Sono tantissimi i concorsi letterari in questo periodo dell’anno, tante le opportunità di crescita e confronto offerte nell’ambito della cultura.

 

In questo post vi segnalo un nuovo concorso letterario organizzato da un’associazione salentina, troverete poi il bando del quarto concorso nazionale di poesia “Vitulivaria” – memorial Gerardo Teni” ed il relativo manifesto, organizzato dall’Associazione Culturale “Viva Mente” con sede in Novoli (Le) in collaborazione con il Comune di Novoli, ai fini di una diffusione sul territorio.

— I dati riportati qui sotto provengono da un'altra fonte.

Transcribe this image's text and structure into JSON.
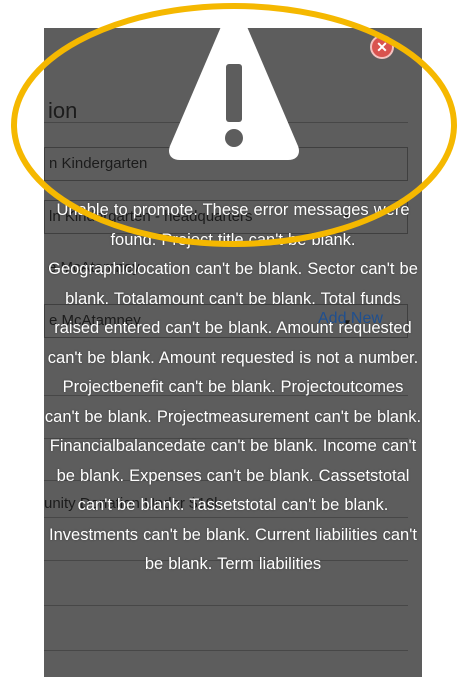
{
  "background_form": {
    "heading": "ion",
    "rows": [
      {
        "text": "n Kindergarten"
      },
      {
        "text": "ln Kindergarten - headquarters"
      },
      {
        "text": "e McAtamney"
      },
      {
        "text": "e McAtamney"
      }
    ],
    "add_new_label": "Add New",
    "lower_text": "unity Donation Under $10k"
  },
  "dialog": {
    "close_icon": "close-icon",
    "warning_icon": "warning-triangle-icon",
    "message": "Unable to promote. These error messages were found: Project title can't be blank. Geographiclocation can't be blank. Sector can't be blank. Totalamount can't be blank. Total funds raised entered can't be blank. Amount requested can't be blank. Amount requested is not a number. Projectbenefit can't be blank. Projectoutcomes can't be blank. Projectmeasurement can't be blank. Financialbalancedate can't be blank. Income can't be blank. Expenses can't be blank. Cassetstotal can't be blank. Tassetstotal can't be blank. Investments can't be blank. Current liabilities can't be blank. Term liabilities"
  },
  "colors": {
    "overlay": "#5d5d5d",
    "highlight": "#f5b800",
    "close": "#d9534f",
    "text": "#ffffff"
  }
}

Un premio di scrittura che è giunto alla IV edizione e che rivolge la sua attenzione anche al mondo della scuola, incentivando i giovani a proporre le proprie opere in forma gratuita.
Quest’anno il premio, istituito dal presidente di “Viva Mente”, Maria Rosaria Teni, prevede cinque sezioni (poesie e racconti brevi) a tema libero o a tema obbligato. Relativamente agli scritti a tema obbligato, si è scelta la tematica  : “La musica nel cuore” – la parola e la nota – linguaggio del cuore. “per la poesia e per la narrativa: “La poesia è la memoria bagnata dalle lacrime. La musica è la memoria del mare Le prime tre sezioni sono indirizzate a poeti e scrittori, la partecipazione alle ultime due è promossa all’interno delle scuole secondarie di primo e secondo grado. Valuteranno gli scritti due distinte giurie composte da personalità del panorama culturale contemporaneo, i cui nomi saranno resi noti all’indomani della scadenza del concorso, al fine di garantire la massima trasparenza ed imparzialità di giudizio. La scadenza per l’invio degli elaborati è il 12 febbraio 2017 e la serata di premiazione è prevista per il 24 aprile 2017 nella splendida cornice del Teatro Comunale di Novoli.